Evidence collected by the PWNC Scanner

Authors Ethan Fast, Tina Vachovsky, Michael S. Bernstein arXiv ID 1603.08832 Category cs.CL: Computation & Language Cross-listed cs.SI Citations 72 Venue International Conference on Web and Social Media Last Checked 4 months ago

Abstract

Imagine a princess asleep in a castle, waiting for her prince to slay the dragon and rescue her. Tales like the famous Sleeping Beauty clearly divide up gender roles. But what about more modern stories, borne of a generation increasingly aware of social constructs like sexism and racism? Do these stories tend to reinforce gender stereotypes, or counter them? In this paper, we present a technique that combines natural language processing with a crowdsourced lexicon of stereotypes to capture gender biases in fiction. We apply this technique across 1.8 billion words of fiction from the Wattpad online writing community, investigating gender representation in stories, how male and female characters behave and are described, and how authors' use of gender stereotypes is associated with the community's ratings.

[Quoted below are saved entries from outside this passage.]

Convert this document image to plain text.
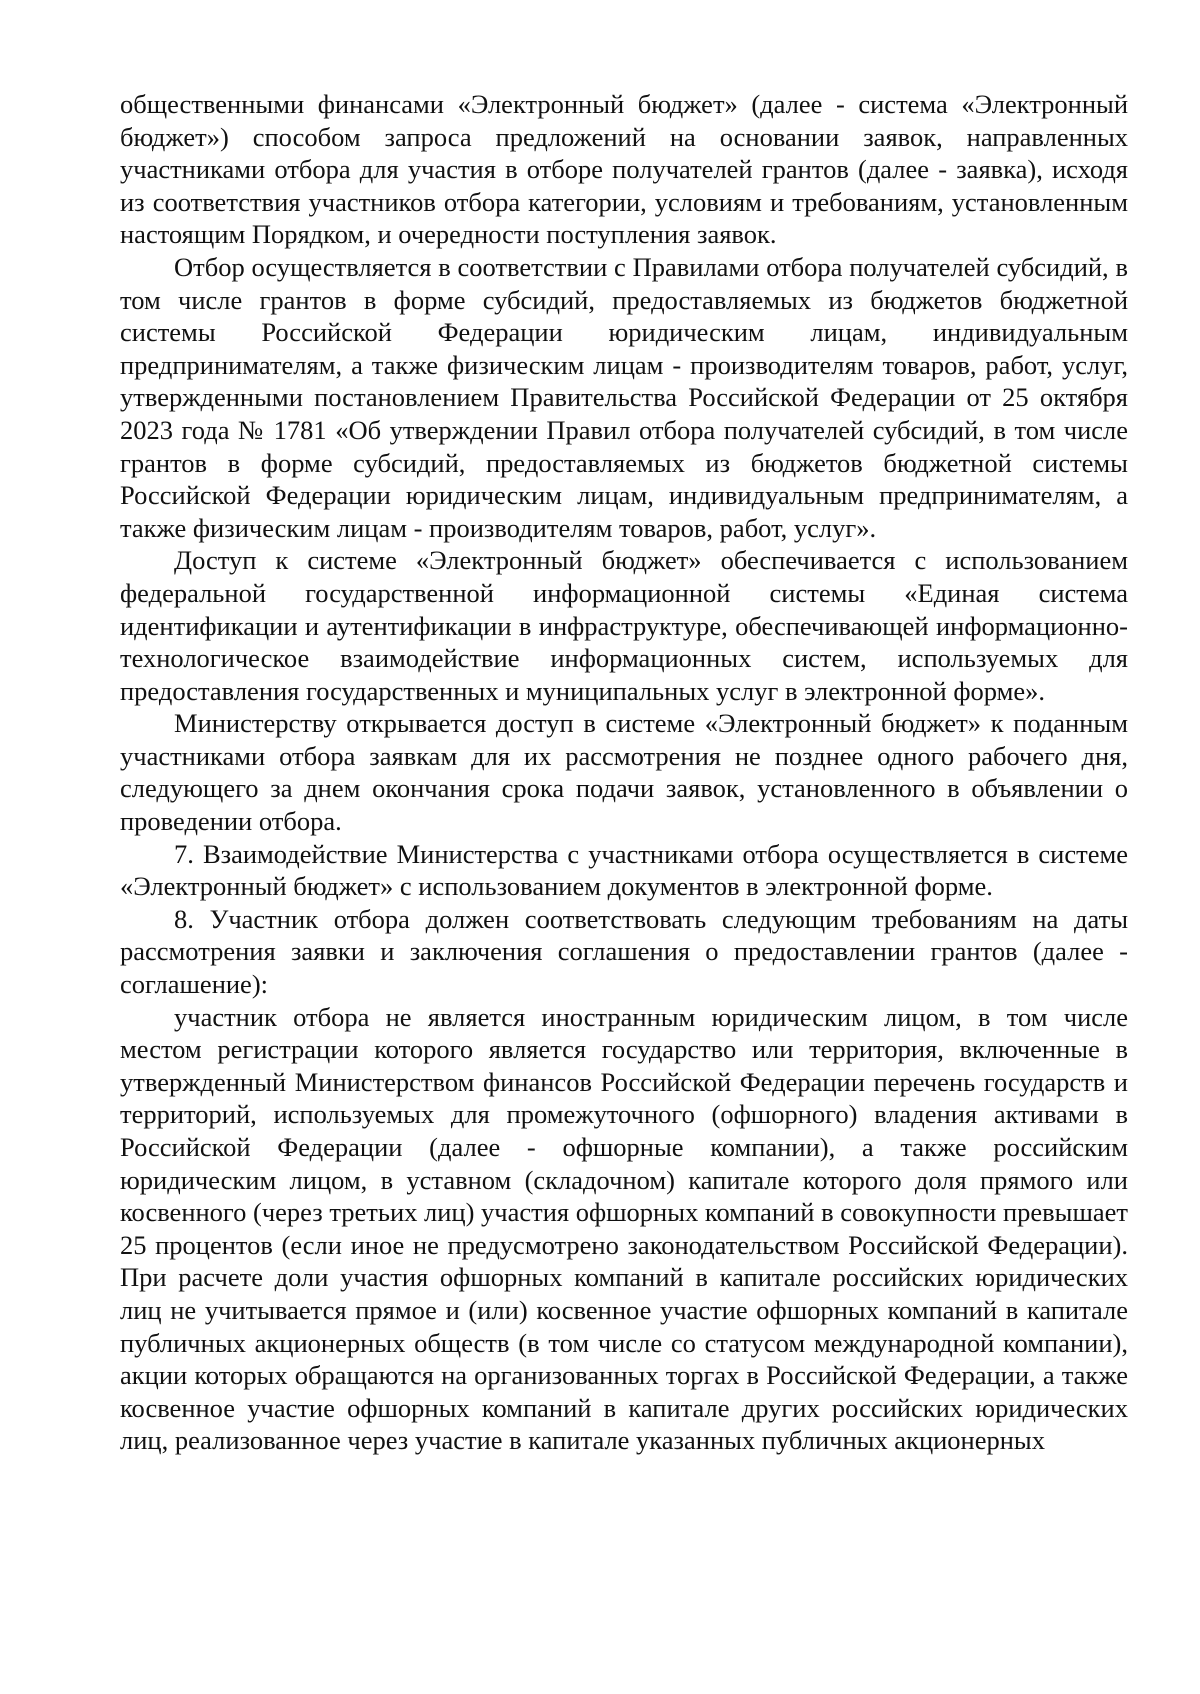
общественными финансами «Электронный бюджет» (далее - система «Электронный бюджет») способом запроса предложений на основании заявок, направленных участниками отбора для участия в отборе получателей грантов (далее - заявка), исходя из соответствия участников отбора категории, условиям и требованиям, установленным настоящим Порядком, и очередности поступления заявок.

Отбор осуществляется в соответствии с Правилами отбора получателей субсидий, в том числе грантов в форме субсидий, предоставляемых из бюджетов бюджетной системы Российской Федерации юридическим лицам, индивидуальным предпринимателям, а также физическим лицам - производителям товаров, работ, услуг, утвержденными постановлением Правительства Российской Федерации от 25 октября 2023 года № 1781 «Об утверждении Правил отбора получателей субсидий, в том числе грантов в форме субсидий, предоставляемых из бюджетов бюджетной системы Российской Федерации юридическим лицам, индивидуальным предпринимателям, а также физическим лицам - производителям товаров, работ, услуг».

Доступ к системе «Электронный бюджет» обеспечивается с использованием федеральной государственной информационной системы «Единая система идентификации и аутентификации в инфраструктуре, обеспечивающей информационно-технологическое взаимодействие информационных систем, используемых для предоставления государственных и муниципальных услуг в электронной форме».

Министерству открывается доступ в системе «Электронный бюджет» к поданным участниками отбора заявкам для их рассмотрения не позднее одного рабочего дня, следующего за днем окончания срока подачи заявок, установленного в объявлении о проведении отбора.

7. Взаимодействие Министерства с участниками отбора осуществляется в системе «Электронный бюджет» с использованием документов в электронной форме.

8. Участник отбора должен соответствовать следующим требованиям на даты рассмотрения заявки и заключения соглашения о предоставлении грантов (далее - соглашение):

участник отбора не является иностранным юридическим лицом, в том числе местом регистрации которого является государство или территория, включенные в утвержденный Министерством финансов Российской Федерации перечень государств и территорий, используемых для промежуточного (офшорного) владения активами в Российской Федерации (далее - офшорные компании), а также российским юридическим лицом, в уставном (складочном) капитале которого доля прямого или косвенного (через третьих лиц) участия офшорных компаний в совокупности превышает 25 процентов (если иное не предусмотрено законодательством Российской Федерации). При расчете доли участия офшорных компаний в капитале российских юридических лиц не учитывается прямое и (или) косвенное участие офшорных компаний в капитале публичных акционерных обществ (в том числе со статусом международной компании), акции которых обращаются на организованных торгах в Российской Федерации, а также косвенное участие офшорных компаний в капитале других российских юридических лиц, реализованное через участие в капитале указанных публичных акционерных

We find that male over-representation and traditional gender stereotypes (e.g., dominant men and submissive women) are common throughout nearly every genre in our corpus. However, only some of these stereotypes, like sexual or violent men, are associated with highly rated stories. Finally, despite women often being the target of negative stereotypes, female authors are equally likely to write such stereotypes as men.